O Projeto de Lei 817/2008, do Poder Executivo, enviado à apreciação da Assembleia Legislativa de São Paulo (AL-SP) no final do ano passado, pretende classificar e regulamentar a utilização e proteção da vegetação nativa do Bioma Cerrado do Estado de São Paulo. Em fase de exame pelo relator especial pela Comissão de Constituição e Justiça, deputado Roberto Massafera (PSDB), nomeado em 18/02, a matéria estabelece critérios para a identificação e preservação da mata nativa do bioma, restringindo a supressão da vegetação assim caracterizada, de acordo com o Código florestal vigente no país (Lei Federal 4.771, de 15 de setembro de 1965).
Em 19 de setembro de 2008, dia em que se comemora nacionalmente o cerrado, a Secretaria Estadual do Meio Ambiente havia suspendido a supressão da mata assim identificada por 180 dias. Logo depois, enviou à Casa o PL 817/08 com vistas à sua preservação. De acordo com o site da Secretaria do Meio Ambiente, as duas medidas integram o "Pacote Primavera" inserido no Projeto Ambiental Estratégico Desmatamento Zero.

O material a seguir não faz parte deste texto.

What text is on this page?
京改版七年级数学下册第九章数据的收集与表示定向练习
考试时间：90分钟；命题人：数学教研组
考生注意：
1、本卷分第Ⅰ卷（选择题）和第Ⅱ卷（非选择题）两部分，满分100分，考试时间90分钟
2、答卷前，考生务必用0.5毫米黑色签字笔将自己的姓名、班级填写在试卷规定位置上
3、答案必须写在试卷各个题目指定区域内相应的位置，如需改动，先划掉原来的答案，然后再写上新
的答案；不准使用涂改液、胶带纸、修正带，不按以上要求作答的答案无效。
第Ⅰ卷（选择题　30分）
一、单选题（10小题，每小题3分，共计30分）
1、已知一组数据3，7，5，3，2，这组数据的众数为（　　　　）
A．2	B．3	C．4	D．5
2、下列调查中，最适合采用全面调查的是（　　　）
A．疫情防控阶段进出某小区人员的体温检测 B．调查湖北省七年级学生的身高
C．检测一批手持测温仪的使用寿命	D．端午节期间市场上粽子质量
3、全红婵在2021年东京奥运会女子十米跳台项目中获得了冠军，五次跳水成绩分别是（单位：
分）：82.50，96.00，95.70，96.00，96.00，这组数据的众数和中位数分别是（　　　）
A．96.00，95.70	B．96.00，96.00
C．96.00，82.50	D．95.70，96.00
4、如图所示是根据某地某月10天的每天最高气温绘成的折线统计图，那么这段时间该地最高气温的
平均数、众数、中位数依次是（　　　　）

O Bioma Cerrado, originalmente, ocupava uma área de 3.474.900 hectares, o que correspondia a 14% da área do território paulista. Em 2008, o cerrado restringe-se a 0,84% da área total do Estado.
Dados do Instituto Brasileiro de Meio Ambiente e dos Recursos Naturais Renováveis (Ibama), indicam que na região do cerrado podem ser encontradas 67 espécies de mamíferos, 837 de aves, 120 de répteis e 150 de anfíbios, muitos deles ameaçados de extinção. O projeto de lei tem por objetivo proteger a flora e fauna da área através de maiores restrições aos licenciamentos.
O cerrado paulista
Em seu artigo 2º, o PL 817/2008 classifica o Bioma Cerrado como vegetação savanica da América do Sul, apresentando as seguintes fisionomias: cerradão (vegetação florestal em que a cobertura arbórea compõe dossel contínuo, com mais de 90% de cobertura da área do solo, com altura média entre oito e 15 metros, apresentando, eventualmente, árvores emergentes de maior altura); cerrado stricto-sensu (vegetação de estrato descontínuo, composta por árvores e arbustos geralmente tortuosos, com altura média entre três e seis metros, com cobertura arbórea de 20% a 50%, e a cobertura herbácea, no máximo, de 50% da área do solo); campo cerrado (vegetação composta por cobertura herbácea superior a 50%, e com cobertura arbórea de, no máximo, 20% da área do solo, com árvores tortuosas de espécies heliófitas, tolerantes a solos muito pobres e ácidos, com idênticas características e espécies encontradas no cerrado stricto-sensu, porém, de menor porte, além de subarbustos e árvores com caules subterrâneos); campo (vegetação predominantemente herbácea e, eventualmente, com árvores no formato arbustivo, cuja paisagem é dominada principalmente por gramíneas e a vegetação lenhosa, quando existente, é esparsa).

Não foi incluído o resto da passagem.